Improving the capability of statistical models to describe entire ecological systems is an important and desired advance in disease ecology, particularly since understanding wildlife health is critical to its management . Bayesian modelling is a pivotal and statistically rigorous approach with which to improve both the parameterisation of infectious disease processes , and learn the strength of whole-system drivers such as disease incidence. Noticeably, the application of Bayesian inference to disease modelling has been propelled by research relating to the current COVID-19 pandemic . In this synthesis, we refer to a whole-system model as one able to describe as many aspects of an ecological network as possible, across a hierarchy of ecological scales (Fig. 1).

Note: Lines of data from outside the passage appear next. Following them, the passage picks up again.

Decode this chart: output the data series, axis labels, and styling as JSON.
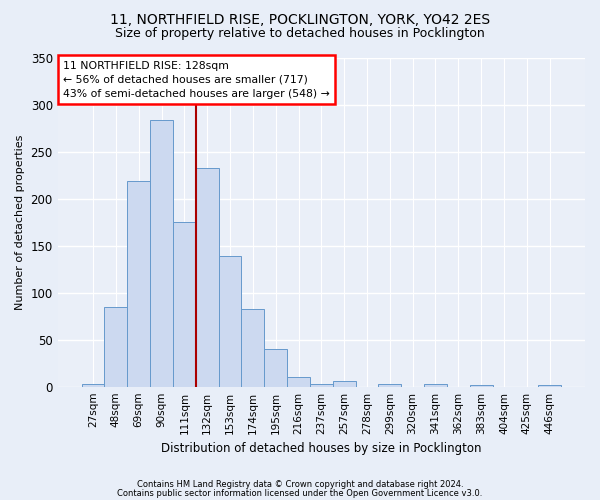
{
  "title_line1": "11, NORTHFIELD RISE, POCKLINGTON, YORK, YO42 2ES",
  "title_line2": "Size of property relative to detached houses in Pocklington",
  "xlabel": "Distribution of detached houses by size in Pocklington",
  "ylabel": "Number of detached properties",
  "footer_line1": "Contains HM Land Registry data © Crown copyright and database right 2024.",
  "footer_line2": "Contains public sector information licensed under the Open Government Licence v3.0.",
  "bin_labels": [
    "27sqm",
    "48sqm",
    "69sqm",
    "90sqm",
    "111sqm",
    "132sqm",
    "153sqm",
    "174sqm",
    "195sqm",
    "216sqm",
    "237sqm",
    "257sqm",
    "278sqm",
    "299sqm",
    "320sqm",
    "341sqm",
    "362sqm",
    "383sqm",
    "404sqm",
    "425sqm",
    "446sqm"
  ],
  "bar_values": [
    3,
    85,
    219,
    284,
    175,
    232,
    139,
    83,
    40,
    10,
    3,
    6,
    0,
    3,
    0,
    3,
    0,
    2,
    0,
    0,
    2
  ],
  "bar_color": "#ccd9f0",
  "bar_edge_color": "#6699cc",
  "vline_color": "#aa0000",
  "vline_label": "11 NORTHFIELD RISE: 128sqm",
  "annotation_line2": "← 56% of detached houses are smaller (717)",
  "annotation_line3": "43% of semi-detached houses are larger (548) →",
  "ylim": [
    0,
    350
  ],
  "yticks": [
    0,
    50,
    100,
    150,
    200,
    250,
    300,
    350
  ],
  "bg_color": "#e8eef8",
  "plot_bg_color": "#eaeff8",
  "grid_color": "#ffffff",
  "title_fontsize": 10,
  "subtitle_fontsize": 9
}
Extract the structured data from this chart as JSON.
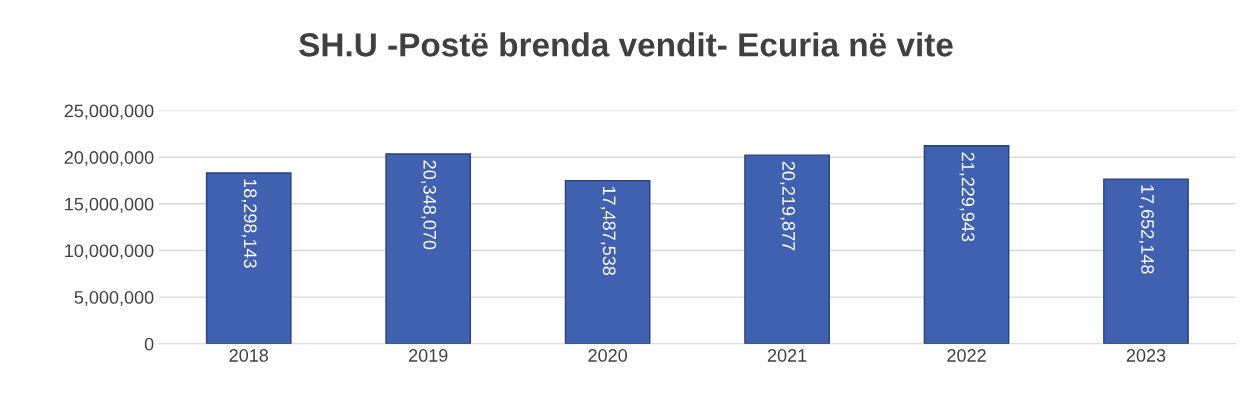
{
  "chart_data": {
    "type": "bar",
    "title": "SH.U -Postë brenda vendit- Ecuria në vite",
    "categories": [
      "2018",
      "2019",
      "2020",
      "2021",
      "2022",
      "2023"
    ],
    "values": [
      18298143,
      20348070,
      17487538,
      20219877,
      21229943,
      17652148
    ],
    "value_labels": [
      "18,298,143",
      "20,348,070",
      "17,487,538",
      "20,219,877",
      "21,229,943",
      "17,652,148"
    ],
    "color": "#4060b0",
    "ylim": [
      0,
      25000000
    ],
    "yticks": [
      {
        "value": 0,
        "label": "0"
      },
      {
        "value": 5000000,
        "label": "5,000,000"
      },
      {
        "value": 10000000,
        "label": "10,000,000"
      },
      {
        "value": 15000000,
        "label": "15,000,000"
      },
      {
        "value": 20000000,
        "label": "20,000,000"
      },
      {
        "value": 25000000,
        "label": "25,000,000"
      }
    ],
    "grid": "y"
  }
}
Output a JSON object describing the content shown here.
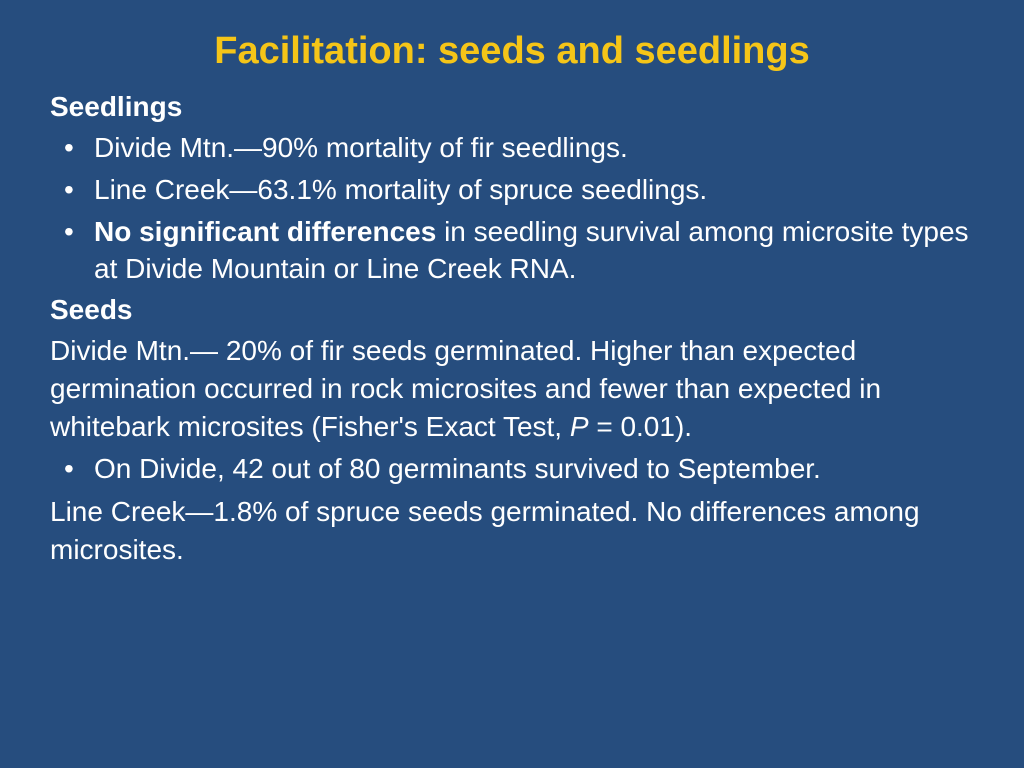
{
  "style": {
    "background_color": "#264d7e",
    "title_color": "#f5c518",
    "text_color": "#ffffff",
    "title_fontsize": 38,
    "body_fontsize": 28,
    "font_family": "Arial"
  },
  "title": "Facilitation: seeds and seedlings",
  "section1": {
    "heading": "Seedlings",
    "bullet1": "Divide Mtn.—90% mortality of fir seedlings.",
    "bullet2": "Line Creek—63.1% mortality of spruce seedlings.",
    "bullet3_bold": "No significant differences",
    "bullet3_rest": " in seedling survival among microsite types at Divide Mountain or Line Creek RNA."
  },
  "section2": {
    "heading": "Seeds",
    "para1_a": "Divide Mtn.— 20% of fir seeds germinated. Higher than expected germination occurred in rock microsites and fewer than expected in whitebark microsites (Fisher's Exact Test, ",
    "para1_p": "P",
    "para1_b": " = 0.01).",
    "bullet1": "On Divide, 42 out of 80 germinants survived to September.",
    "para2": "Line Creek—1.8% of spruce seeds germinated. No differences among microsites."
  }
}
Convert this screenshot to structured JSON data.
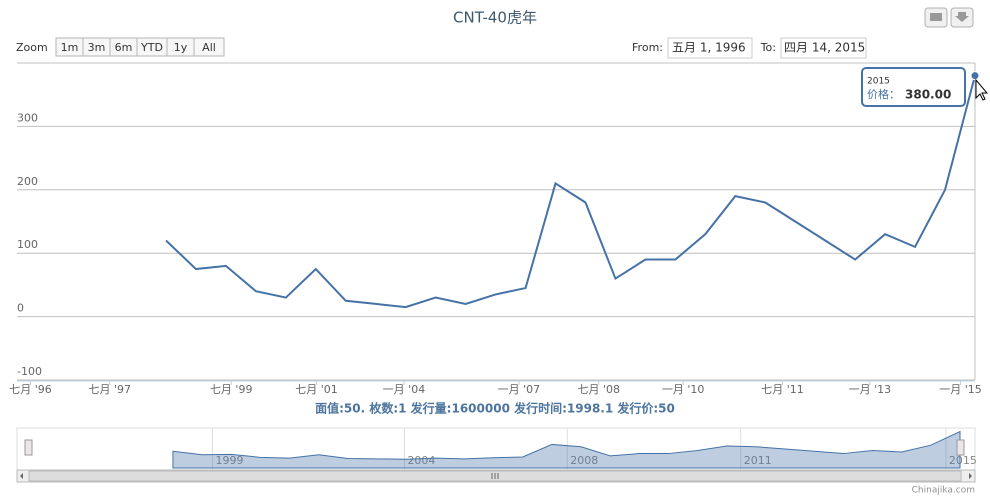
{
  "chart_data": {
    "type": "line",
    "title": "CNT-40虎年",
    "zoom": {
      "label": "Zoom",
      "buttons": [
        "1m",
        "3m",
        "6m",
        "YTD",
        "1y",
        "All"
      ]
    },
    "range": {
      "from_label": "From:",
      "from": "五月 1, 1996",
      "to_label": "To:",
      "to": "四月 14, 2015"
    },
    "xlabel": "面值:50. 枚数:1 发行量:1600000 发行时间:1998.1 发行价:50",
    "color": "#4572a7",
    "x": [
      1998.21,
      1998.79,
      1999.38,
      2000.06,
      2000.77,
      2001.48,
      2002.33,
      2003.2,
      2004.05,
      2004.85,
      2005.65,
      2006.44,
      2007.16,
      2007.71,
      2008.26,
      2008.8,
      2009.34,
      2009.88,
      2010.34,
      2010.79,
      2011.23,
      2011.7,
      2012.21,
      2012.71,
      2013.3,
      2014.0,
      2014.7,
      2015.28
    ],
    "values": [
      120,
      75,
      80,
      40,
      30,
      75,
      25,
      20,
      15,
      30,
      20,
      35,
      45,
      210,
      180,
      60,
      90,
      90,
      130,
      190,
      180,
      150,
      120,
      90,
      130,
      110,
      200,
      380
    ],
    "xlim": [
      1996.33,
      2015.28
    ],
    "xticks": [
      {
        "value": 1996.5,
        "label": "七月 '96"
      },
      {
        "value": 1997.5,
        "label": "七月 '97"
      },
      {
        "value": 1999.5,
        "label": "七月 '99"
      },
      {
        "value": 2001.5,
        "label": "七月 '01"
      },
      {
        "value": 2004.0,
        "label": "一月 '04"
      },
      {
        "value": 2007.0,
        "label": "一月 '07"
      },
      {
        "value": 2008.5,
        "label": "七月 '08"
      },
      {
        "value": 2010.0,
        "label": "一月 '10"
      },
      {
        "value": 2011.5,
        "label": "七月 '11"
      },
      {
        "value": 2013.0,
        "label": "一月 '13"
      },
      {
        "value": 2015.0,
        "label": "一月 '15"
      }
    ],
    "ylim": [
      -100,
      400
    ],
    "yticks": [
      -100,
      0,
      100,
      200,
      300
    ],
    "grid": true,
    "tooltip": {
      "title": "2015",
      "label": "价格：",
      "value": "380.00"
    },
    "navigator": {
      "xticks": [
        1999,
        2004,
        2008,
        2011,
        2015
      ]
    },
    "credits": "Chinajika.com"
  }
}
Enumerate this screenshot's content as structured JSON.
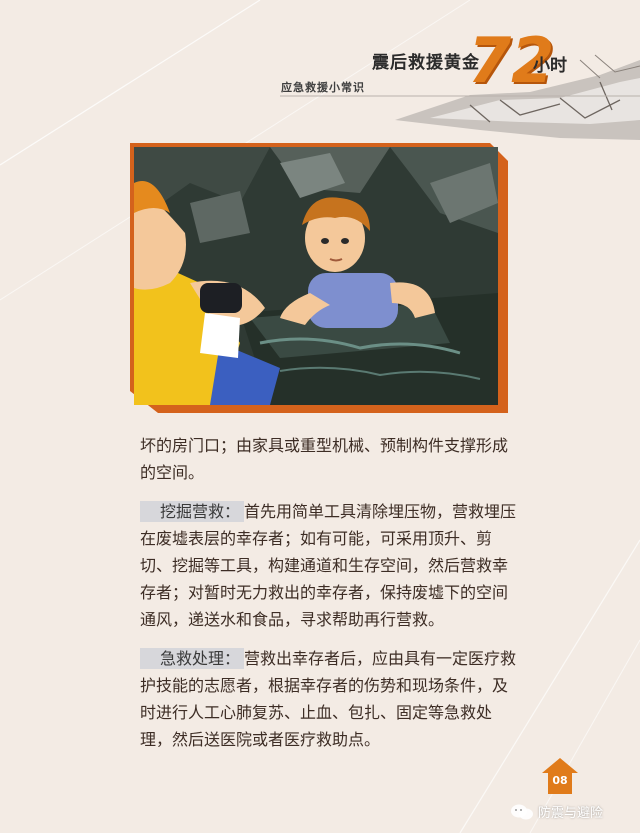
{
  "header": {
    "title_main": "震后救援黄金",
    "title_number": "72",
    "title_unit": "小时",
    "subtitle": "应急救援小常识"
  },
  "body": {
    "intro": {
      "text": "坏的房门口；由家具或重型机械、预制构件支撑形成的空间。"
    },
    "sections": [
      {
        "label": "挖掘营救：",
        "text": "首先用简单工具清除埋压物，营救埋压在废墟表层的幸存者；如有可能，可采用顶升、剪切、挖掘等工具，构建通道和生存空间，然后营救幸存者；对暂时无力救出的幸存者，保持废墟下的空间通风，递送水和食品，寻求帮助再行营救。"
      },
      {
        "label": "急救处理：",
        "text": "营救出幸存者后，应由具有一定医疗救护技能的志愿者，根据幸存者的伤势和现场条件，及时进行人工心肺复苏、止血、包扎、固定等急救处理，然后送医院或者医疗救助点。"
      }
    ]
  },
  "footer": {
    "page_number": "08",
    "watermark": "防震与避险"
  },
  "colors": {
    "accent_orange": "#e07b1a",
    "frame_orange": "#d4621c",
    "page_bg": "#f3ebe4",
    "label_bg": "#d7d7db"
  },
  "icons": [
    "wechat-icon",
    "house-badge-icon",
    "cracked-ground-graphic"
  ]
}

We describe how Bayesian methods can help ecologists move towards a whole-system approach to studying disease networks. Our recommendations are unlikely to surprise statistical epidemiologists, but our finding is that Bayesian methods remain under-used in wildlife disease research. The review is structured sequentially as follows: first, we examine why Bayesian inference should be used to model wildlife disease; second, we show how Bayesian modelling has informed research into wildlife reservoirs of bTB; third, we discuss why Bayesian hierarchical modelling is essential to a whole-system approach; and finally, we clarify the importance of latent variables and individual heterogeneities to a whole-system model of wildlife disease. In these latter sections, we include a survey of the literature to reveal that Bayesian approaches to the modelling of wildlife disease are (a) relatively scarce and (b) tend to infer only limited subsets of a whole-system model.